Au cours de la dernière décennie, et au-delà, au cours des quatre dernières décennies, en particulier depuis la dissolution de l’Union soviétique, il y a eu une dissociation complète de ce qui est présenté comme la politique de gauche de toute opposition au capitalisme. Le Parti travailliste britannique, le Parti travailliste australien, le Parti socialiste français, le Parti social-démocrate allemand, le Parti démocrate américain ont tous abandonné toute orientation vers la classe ouvrière ou préoccupation des questions sociales touchant les travailleurs. Ils ont substitué une orientation d’identité raciale et de genre aux questions de classe, ce qui est une base fausse et réactionnaire en politique.
Les forces politiques les plus réactionnaires ont exploité le vide créé par l’absence de tout défi au système capitaliste pour se mettre en avant en tant que représentants des masses. Ils ont travaillé à détourner le mécontentement social dans des voies de droite et nationalistes. Leur pose populiste est complètement cynique. Ces mêmes forces exigent davantages de réductions brutales des dépenses sociales et de plus grandes réductions d’impôt pour l’élite patronale.
Ce n’est pas que les masses de travailleurs appuient les politiques racistes et fascistes. Les votes pour ces partis ont été en grande partie des votes de protestation contre les partis traditionnels, qui eux ont fermé toute possibilité d’expression progressiste du mécontentement social.
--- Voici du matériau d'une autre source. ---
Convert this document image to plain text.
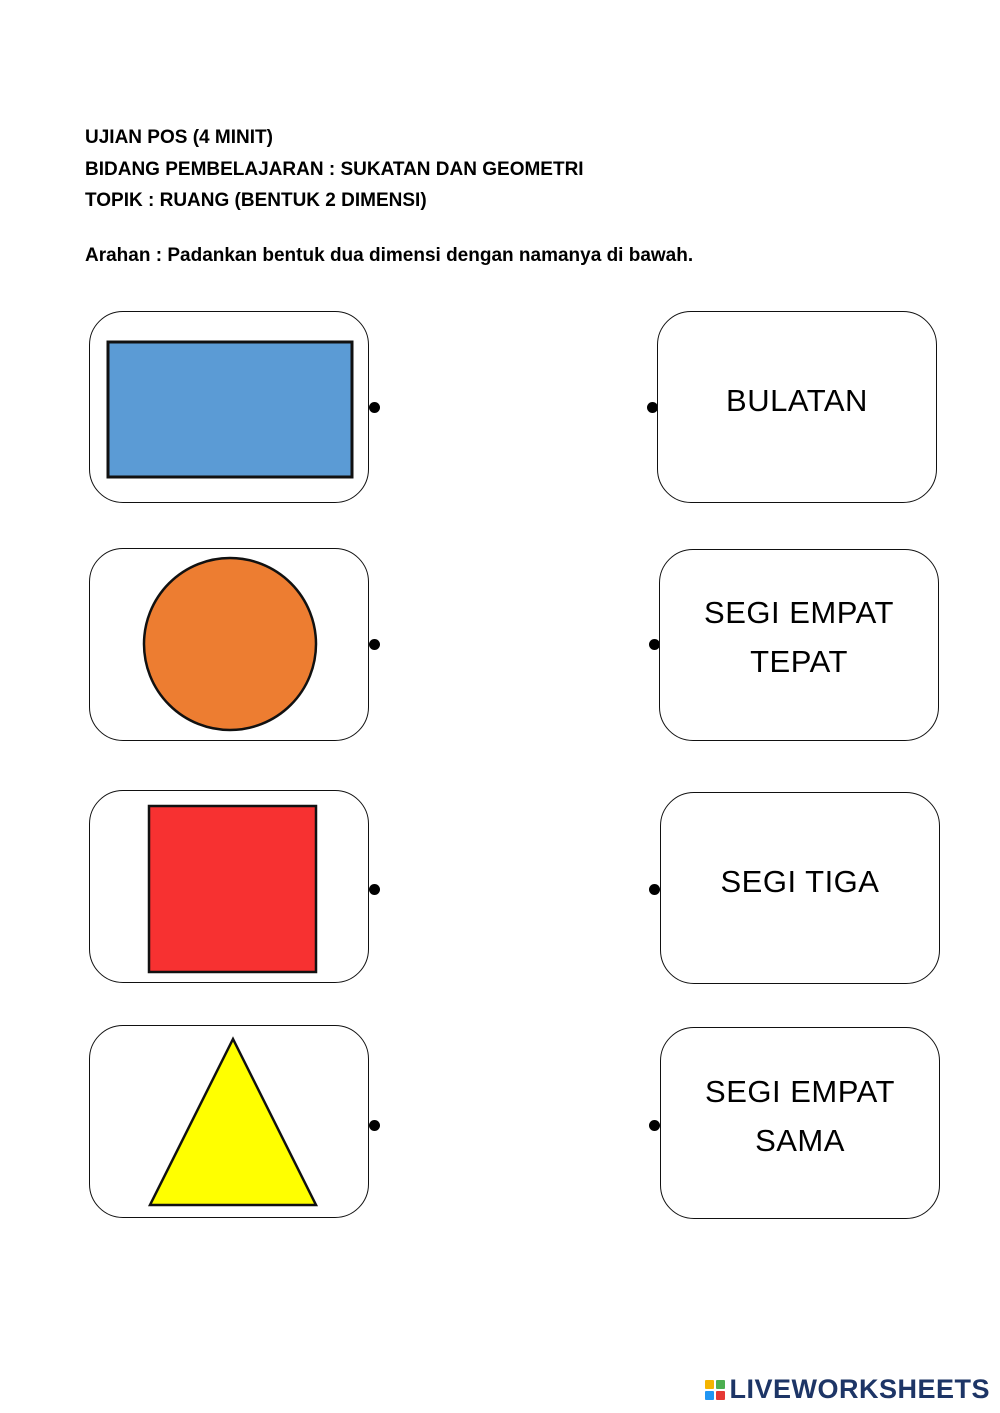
UJIAN POS (4 MINIT)
BIDANG PEMBELAJARAN : SUKATAN DAN GEOMETRI
TOPIK : RUANG (BENTUK 2 DIMENSI)
Arahan : Padankan bentuk dua dimensi dengan namanya di bawah.
BULATAN
SEGI EMPAT
TEPAT
SEGI TIGA
SEGI EMPAT
SAMA
LIVEWORKSHEETS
En outre, les masses savent très bien que les partis « de gauche » sont directement impliqués dans l’imposition des mesures d’austérité exigées par les banques et le grand patronat.
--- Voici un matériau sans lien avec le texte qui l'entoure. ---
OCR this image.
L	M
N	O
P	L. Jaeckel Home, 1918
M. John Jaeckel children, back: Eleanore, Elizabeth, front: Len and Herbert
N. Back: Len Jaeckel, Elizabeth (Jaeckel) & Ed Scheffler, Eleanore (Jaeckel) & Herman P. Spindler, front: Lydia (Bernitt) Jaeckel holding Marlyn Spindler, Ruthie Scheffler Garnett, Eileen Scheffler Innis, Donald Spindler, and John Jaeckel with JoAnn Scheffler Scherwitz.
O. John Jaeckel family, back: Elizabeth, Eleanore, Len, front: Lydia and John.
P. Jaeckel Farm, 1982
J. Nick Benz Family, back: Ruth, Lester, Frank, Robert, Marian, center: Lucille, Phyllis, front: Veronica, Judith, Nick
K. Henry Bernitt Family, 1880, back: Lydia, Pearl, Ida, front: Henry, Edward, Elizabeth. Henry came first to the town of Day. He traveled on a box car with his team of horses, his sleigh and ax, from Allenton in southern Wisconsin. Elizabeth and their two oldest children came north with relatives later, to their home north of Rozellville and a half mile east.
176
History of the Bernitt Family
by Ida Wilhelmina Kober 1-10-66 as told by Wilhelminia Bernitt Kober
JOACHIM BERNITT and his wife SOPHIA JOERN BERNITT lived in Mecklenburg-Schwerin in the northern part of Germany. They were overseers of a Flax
En Grande-Bretagne, le Parti travailliste sous Tony Blair et Gordon Brown a continué et développé la politique de coupes dans les budgets sociaux et de « réformes » anti-grèves lancées par Margaret Thatcher et son successeur, John Major.
En France, le gouvernement du Parti socialiste de François Hollande a imposé le premier cycle de « réformes » du code du travail attaquant les droits et les protections des travailleurs, diminuant les impôts sur les riches et mettant en place un état d’urgence permanent. Son successeur, Emmanuel Macron, qui a imposé une « réforme » du code du travail plus vaste par décret et exige des réductions de dépense sociales plus sévères, était ministre du gouvernement de François Hollande.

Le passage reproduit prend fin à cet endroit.